HMB: Mas essa fragilidade humana não é uma novidade que a tecnologia ou o anonimato da rede nos trouxe, ele já estava ai, em menores proporções e em nichos menores. Você acha que com a liberdade que a Internet nos trás, as pessoas criam um mundo somente delas e se afastam, de certa forma, do convívio social?
Michele: A verdade é que o ser humano sempre se afasta. Ninguém quer ter responsabilidade por ninguém. Se formos analisar de forma categórica isso se deve a evolução das espécies. No momento que o homem parou de caçar e começou a delimitar territórios, ele já se tornou individualista. Essa é a natureza humana atual, não precisamos mais viver em grupos pela sobrevivência. A internet é ambígua. Ao mesmo tempo que, estamos sós, temos milhares de pessoas conectadas a nós. Puxa, isso daria para escrever vários livros (risos).

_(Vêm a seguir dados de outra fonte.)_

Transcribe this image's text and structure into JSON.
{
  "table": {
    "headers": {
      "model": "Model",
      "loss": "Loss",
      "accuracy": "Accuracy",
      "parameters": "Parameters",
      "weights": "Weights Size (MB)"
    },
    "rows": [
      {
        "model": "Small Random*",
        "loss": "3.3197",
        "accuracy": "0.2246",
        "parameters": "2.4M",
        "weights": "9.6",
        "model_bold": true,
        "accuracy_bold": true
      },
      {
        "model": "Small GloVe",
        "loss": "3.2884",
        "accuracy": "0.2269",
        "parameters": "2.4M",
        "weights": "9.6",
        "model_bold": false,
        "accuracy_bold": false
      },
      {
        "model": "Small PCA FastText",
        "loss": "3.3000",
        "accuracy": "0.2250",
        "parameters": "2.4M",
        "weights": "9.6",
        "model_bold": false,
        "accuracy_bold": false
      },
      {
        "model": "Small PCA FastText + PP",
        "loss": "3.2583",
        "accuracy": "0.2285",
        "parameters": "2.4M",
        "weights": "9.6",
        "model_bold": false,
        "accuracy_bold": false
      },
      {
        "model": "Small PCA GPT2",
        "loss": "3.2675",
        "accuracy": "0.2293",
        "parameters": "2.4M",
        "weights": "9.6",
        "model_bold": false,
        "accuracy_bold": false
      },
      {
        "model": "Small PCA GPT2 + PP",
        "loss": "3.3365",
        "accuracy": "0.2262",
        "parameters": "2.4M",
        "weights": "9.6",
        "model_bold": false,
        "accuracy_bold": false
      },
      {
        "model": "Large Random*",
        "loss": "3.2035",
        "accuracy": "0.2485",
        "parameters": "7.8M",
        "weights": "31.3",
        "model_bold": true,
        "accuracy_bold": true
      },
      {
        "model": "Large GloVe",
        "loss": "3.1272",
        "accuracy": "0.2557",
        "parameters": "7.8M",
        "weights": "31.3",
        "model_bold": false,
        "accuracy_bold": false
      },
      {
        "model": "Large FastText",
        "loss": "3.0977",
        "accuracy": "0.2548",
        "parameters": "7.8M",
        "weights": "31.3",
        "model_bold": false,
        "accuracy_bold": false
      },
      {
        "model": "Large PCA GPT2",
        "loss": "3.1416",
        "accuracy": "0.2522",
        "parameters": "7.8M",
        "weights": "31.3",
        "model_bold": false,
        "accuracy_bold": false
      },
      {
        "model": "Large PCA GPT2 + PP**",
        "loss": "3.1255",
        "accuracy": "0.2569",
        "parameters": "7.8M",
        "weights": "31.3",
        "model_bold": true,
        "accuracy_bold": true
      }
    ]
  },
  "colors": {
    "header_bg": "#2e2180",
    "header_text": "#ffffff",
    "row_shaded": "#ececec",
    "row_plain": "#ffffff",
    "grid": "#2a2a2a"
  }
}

HMB: E existe uma Michele Dupont escritora?
Michele: Sim. Tenho até uma página que divulgo alguns contos de terror/suspense. Chama-se Senhora dos Ossos. Tem poucos "likes", mas muitas visualizações. Não vejo a hora de poder me dedicar mais á isso. Quando era criança, passava horas na biblioteca da escola, acho que havia lido mais da metade em menos de dois anos. Com dez anos o que me marcou foi ler Olga. E resolvi mudar, queria ser uma mulher forte, lutadora. Escrevia muito, sempre em forma de protesto. Hoje quero fazer algo mais direcionado á fantasia, ficção. Estou trabalhando em um livro, mas esse é top secret.

HMB: Top Secret? Nem uma dica?
Michele: Aguardem...

HMB: Planos para o futuro?
Michele: Futuro... Prefiro planejar o meu presente, já está complicado (risos), quem dirá meu futuro. Nunca espero nada dele, o aqui e o agora é o que tem me motiva.

HMB: Resuma Michele Dupont em uma palavra ou frase.
Michele: "Se mal lidam com meu melhor, quem dirá do meu pior."

HMB: Obrigado pelo seu tempo e por nos proporcionar este belo bate-papo,  deixe aqui uma mensagem para os nossos leitores.

Michele: Sejam vocês mesmos, é dolorido, muitas portas vão bater em suas caras, muitas pessoas vão falar de você, muitos te amaram e a maioria te odiará, sentirá coisas que corroem sua alma, mas no final, todas essas cicatrizes vão provar a pessoa que você se tornou. E sempre, apoie quem você ama.